Why are we interested in the stocks that hedge funds pile into? The reason is simple: our research has shown that we can outperform the market by imitating the top stock picks of the best hedge funds. Our quarterly newsletter’s strategy selects 14 small-cap and large-cap stocks every quarter and has returned 373.4% since May 2014, beating its benchmark by 218 percentage points (see more details here).
Jim Cramer Suggested Buying These 8 Stocks on Weakness
8. American Express Company (NYSE:AXP)
Number of Hedge Fund Holders: 71
Highlighting that travelers use American Express Company’s (NYSE:AXP) services, Cramer said:
“Need a way to pay, need a way to book? Okay, that means buying Expedia, Booking Holdings, while using your American Express card. They have no quit in them.”
American Express (NYSE:AXP) provides a variety of payment services, such as credit and charge cards, banking, expense management, travel, and merchant solutions, along with fraud protection and customer loyalty initiatives. Recently, Cramer talked about the trend of the stock getting hit when it reports but then sees gains afterward.

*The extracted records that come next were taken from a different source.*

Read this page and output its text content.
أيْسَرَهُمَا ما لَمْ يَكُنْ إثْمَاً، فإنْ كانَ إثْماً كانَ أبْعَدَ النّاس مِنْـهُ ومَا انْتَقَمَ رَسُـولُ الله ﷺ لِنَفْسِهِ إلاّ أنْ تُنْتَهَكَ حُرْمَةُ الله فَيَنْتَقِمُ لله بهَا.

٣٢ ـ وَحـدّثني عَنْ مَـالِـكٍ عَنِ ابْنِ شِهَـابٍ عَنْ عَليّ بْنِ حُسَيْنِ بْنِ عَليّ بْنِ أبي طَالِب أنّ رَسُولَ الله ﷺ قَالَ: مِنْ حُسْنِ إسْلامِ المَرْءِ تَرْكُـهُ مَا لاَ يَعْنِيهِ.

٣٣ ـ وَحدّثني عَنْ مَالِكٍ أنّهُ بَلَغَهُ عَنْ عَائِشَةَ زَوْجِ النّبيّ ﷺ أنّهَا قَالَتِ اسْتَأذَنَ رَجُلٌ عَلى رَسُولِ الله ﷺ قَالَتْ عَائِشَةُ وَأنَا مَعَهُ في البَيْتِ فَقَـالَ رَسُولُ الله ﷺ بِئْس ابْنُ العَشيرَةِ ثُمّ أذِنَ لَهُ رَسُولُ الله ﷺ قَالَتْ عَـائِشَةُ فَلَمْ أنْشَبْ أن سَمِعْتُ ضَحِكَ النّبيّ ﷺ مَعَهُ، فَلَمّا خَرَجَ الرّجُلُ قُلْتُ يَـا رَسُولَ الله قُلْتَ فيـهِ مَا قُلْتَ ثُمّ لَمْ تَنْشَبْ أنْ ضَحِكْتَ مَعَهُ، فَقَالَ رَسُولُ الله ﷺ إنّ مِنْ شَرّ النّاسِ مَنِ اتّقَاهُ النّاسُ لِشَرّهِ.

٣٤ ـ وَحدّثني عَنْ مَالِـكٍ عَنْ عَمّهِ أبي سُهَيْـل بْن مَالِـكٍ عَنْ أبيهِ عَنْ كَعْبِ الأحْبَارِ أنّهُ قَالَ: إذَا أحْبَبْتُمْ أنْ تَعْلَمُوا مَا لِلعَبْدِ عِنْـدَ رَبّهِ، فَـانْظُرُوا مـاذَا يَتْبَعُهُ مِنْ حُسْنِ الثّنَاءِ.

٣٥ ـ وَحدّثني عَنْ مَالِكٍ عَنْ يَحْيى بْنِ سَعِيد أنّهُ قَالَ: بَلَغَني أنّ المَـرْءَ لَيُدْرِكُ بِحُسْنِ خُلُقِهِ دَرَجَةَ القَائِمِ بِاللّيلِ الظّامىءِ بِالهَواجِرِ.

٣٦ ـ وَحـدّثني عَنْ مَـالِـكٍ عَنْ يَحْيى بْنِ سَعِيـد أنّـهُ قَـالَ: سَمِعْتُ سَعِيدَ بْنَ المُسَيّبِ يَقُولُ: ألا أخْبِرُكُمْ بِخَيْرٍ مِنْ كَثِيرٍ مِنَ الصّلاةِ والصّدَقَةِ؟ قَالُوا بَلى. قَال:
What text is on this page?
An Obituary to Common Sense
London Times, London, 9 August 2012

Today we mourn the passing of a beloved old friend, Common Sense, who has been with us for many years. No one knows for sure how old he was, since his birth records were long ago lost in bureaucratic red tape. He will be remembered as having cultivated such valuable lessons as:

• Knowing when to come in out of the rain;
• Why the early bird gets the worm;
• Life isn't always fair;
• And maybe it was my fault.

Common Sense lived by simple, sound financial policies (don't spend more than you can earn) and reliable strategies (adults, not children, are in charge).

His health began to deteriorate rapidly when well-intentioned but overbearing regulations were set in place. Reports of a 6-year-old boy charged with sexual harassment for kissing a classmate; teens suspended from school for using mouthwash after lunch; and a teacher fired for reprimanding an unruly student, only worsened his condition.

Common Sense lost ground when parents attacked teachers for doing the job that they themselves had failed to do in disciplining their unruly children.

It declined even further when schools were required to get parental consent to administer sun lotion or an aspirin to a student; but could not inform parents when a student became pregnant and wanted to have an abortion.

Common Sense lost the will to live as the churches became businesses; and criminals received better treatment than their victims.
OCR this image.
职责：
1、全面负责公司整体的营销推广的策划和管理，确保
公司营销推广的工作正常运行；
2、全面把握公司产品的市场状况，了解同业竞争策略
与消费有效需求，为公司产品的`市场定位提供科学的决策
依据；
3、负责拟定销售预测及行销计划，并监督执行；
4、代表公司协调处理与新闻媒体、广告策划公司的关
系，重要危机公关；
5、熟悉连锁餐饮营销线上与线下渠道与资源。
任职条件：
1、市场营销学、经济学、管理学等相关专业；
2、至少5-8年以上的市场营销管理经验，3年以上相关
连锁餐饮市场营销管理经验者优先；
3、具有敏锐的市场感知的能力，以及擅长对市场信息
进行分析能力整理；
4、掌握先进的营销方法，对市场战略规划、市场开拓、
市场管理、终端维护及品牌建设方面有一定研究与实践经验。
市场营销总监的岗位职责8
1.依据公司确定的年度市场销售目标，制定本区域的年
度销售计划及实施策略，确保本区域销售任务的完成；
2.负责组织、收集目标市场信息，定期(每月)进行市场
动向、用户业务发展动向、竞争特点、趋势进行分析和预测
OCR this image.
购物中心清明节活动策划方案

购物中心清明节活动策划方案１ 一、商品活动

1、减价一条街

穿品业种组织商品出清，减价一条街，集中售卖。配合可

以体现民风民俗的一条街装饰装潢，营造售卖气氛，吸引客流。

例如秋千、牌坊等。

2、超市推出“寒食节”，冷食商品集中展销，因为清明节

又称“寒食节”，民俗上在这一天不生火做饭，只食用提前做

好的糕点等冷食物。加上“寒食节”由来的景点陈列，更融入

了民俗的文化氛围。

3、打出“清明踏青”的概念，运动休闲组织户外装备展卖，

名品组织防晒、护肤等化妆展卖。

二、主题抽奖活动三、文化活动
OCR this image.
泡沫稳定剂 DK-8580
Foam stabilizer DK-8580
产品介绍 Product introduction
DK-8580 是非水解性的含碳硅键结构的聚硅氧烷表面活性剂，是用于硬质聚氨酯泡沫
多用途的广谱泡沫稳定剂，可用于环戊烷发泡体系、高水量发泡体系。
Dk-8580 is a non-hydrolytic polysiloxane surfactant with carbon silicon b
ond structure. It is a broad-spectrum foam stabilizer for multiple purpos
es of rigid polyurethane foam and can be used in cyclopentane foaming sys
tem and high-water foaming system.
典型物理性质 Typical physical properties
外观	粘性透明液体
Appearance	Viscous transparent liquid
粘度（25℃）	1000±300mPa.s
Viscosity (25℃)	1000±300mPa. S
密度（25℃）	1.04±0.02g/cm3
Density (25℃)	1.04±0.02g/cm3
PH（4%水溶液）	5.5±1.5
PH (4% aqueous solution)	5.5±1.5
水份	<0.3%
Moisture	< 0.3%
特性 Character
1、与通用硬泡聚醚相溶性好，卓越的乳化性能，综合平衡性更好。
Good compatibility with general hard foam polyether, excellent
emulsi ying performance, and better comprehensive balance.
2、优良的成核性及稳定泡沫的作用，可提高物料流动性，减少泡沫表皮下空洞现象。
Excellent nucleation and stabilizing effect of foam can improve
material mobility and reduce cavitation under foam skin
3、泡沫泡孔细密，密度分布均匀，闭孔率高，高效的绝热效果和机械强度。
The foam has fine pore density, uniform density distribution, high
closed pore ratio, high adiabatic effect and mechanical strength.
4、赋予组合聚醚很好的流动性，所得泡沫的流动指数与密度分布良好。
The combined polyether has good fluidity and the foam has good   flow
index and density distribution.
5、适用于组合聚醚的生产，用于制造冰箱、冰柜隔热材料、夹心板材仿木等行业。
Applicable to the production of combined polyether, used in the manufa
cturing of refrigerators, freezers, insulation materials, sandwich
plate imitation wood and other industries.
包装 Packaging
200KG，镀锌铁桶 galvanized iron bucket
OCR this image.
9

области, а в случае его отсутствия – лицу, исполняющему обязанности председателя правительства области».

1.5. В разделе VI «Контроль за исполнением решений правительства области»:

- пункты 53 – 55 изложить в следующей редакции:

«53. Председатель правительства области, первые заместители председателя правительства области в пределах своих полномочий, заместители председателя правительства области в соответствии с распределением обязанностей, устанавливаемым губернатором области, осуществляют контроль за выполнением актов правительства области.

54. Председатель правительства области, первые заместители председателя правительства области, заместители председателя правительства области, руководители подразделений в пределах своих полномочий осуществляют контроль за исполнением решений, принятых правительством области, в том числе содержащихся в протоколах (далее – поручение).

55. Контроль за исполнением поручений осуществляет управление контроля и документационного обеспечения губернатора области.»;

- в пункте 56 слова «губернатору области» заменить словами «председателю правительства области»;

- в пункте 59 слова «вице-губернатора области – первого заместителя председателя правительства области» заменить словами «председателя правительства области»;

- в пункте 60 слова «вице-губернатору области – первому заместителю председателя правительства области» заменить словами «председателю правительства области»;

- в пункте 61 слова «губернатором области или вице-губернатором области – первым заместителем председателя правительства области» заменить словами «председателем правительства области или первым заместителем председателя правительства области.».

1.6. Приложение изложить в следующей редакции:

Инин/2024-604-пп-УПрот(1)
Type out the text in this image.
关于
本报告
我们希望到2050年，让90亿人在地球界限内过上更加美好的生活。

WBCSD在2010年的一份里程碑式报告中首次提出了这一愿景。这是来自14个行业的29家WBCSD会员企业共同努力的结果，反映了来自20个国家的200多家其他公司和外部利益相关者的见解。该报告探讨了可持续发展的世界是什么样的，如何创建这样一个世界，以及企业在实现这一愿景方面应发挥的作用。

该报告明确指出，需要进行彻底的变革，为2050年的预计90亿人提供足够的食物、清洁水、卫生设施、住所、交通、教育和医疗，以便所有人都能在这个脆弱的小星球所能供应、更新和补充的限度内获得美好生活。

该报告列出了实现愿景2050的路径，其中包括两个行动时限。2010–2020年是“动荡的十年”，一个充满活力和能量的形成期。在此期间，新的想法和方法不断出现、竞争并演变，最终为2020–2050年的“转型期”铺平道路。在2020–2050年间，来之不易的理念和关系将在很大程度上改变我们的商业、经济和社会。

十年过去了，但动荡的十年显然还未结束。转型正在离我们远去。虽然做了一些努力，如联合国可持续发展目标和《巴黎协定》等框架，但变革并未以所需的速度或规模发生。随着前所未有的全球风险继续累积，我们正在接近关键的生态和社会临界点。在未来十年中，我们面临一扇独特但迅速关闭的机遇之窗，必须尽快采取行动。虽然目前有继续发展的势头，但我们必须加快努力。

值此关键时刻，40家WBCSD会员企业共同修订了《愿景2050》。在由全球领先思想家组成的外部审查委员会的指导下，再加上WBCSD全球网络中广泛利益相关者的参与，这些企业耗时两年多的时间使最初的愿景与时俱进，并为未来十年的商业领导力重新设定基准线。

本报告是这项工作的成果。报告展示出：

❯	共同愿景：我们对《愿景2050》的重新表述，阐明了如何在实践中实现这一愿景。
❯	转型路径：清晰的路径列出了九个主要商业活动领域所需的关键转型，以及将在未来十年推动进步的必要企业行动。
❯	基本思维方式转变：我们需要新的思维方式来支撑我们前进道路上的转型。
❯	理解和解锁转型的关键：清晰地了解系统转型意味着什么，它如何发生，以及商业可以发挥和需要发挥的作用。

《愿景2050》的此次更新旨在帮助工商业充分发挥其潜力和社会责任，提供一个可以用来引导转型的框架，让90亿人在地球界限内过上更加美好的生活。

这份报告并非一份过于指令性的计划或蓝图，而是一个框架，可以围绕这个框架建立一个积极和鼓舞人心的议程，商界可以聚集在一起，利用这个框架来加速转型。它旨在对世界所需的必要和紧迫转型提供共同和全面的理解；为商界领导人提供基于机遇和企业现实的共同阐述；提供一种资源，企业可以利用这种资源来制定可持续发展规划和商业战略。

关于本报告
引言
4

“I’ve seen this happen endlessly with American Express, AXP, too. It’ll creep up and the fact that the millennials and the gen-whatevers love it, and then it reports on a sleepy Friday, it always reports on Friday, and everyone runs from it like it’s got the bubonic plague. But two weeks later, American Express is up from where it was before the quarter and people have forgotten why they sold it.”
7. Booking Holdings Inc. (NASDAQ:BKNG)
Number of Hedge Fund Holders: 99
Talking about Booking Holdings Inc. (NASDAQ:BKNG) during the episode, Cramer said:
“Need a way to pay, need a way to book? Okay, that means buying Expedia, Booking Holdings, while using your American Express card. They have no quit in them.”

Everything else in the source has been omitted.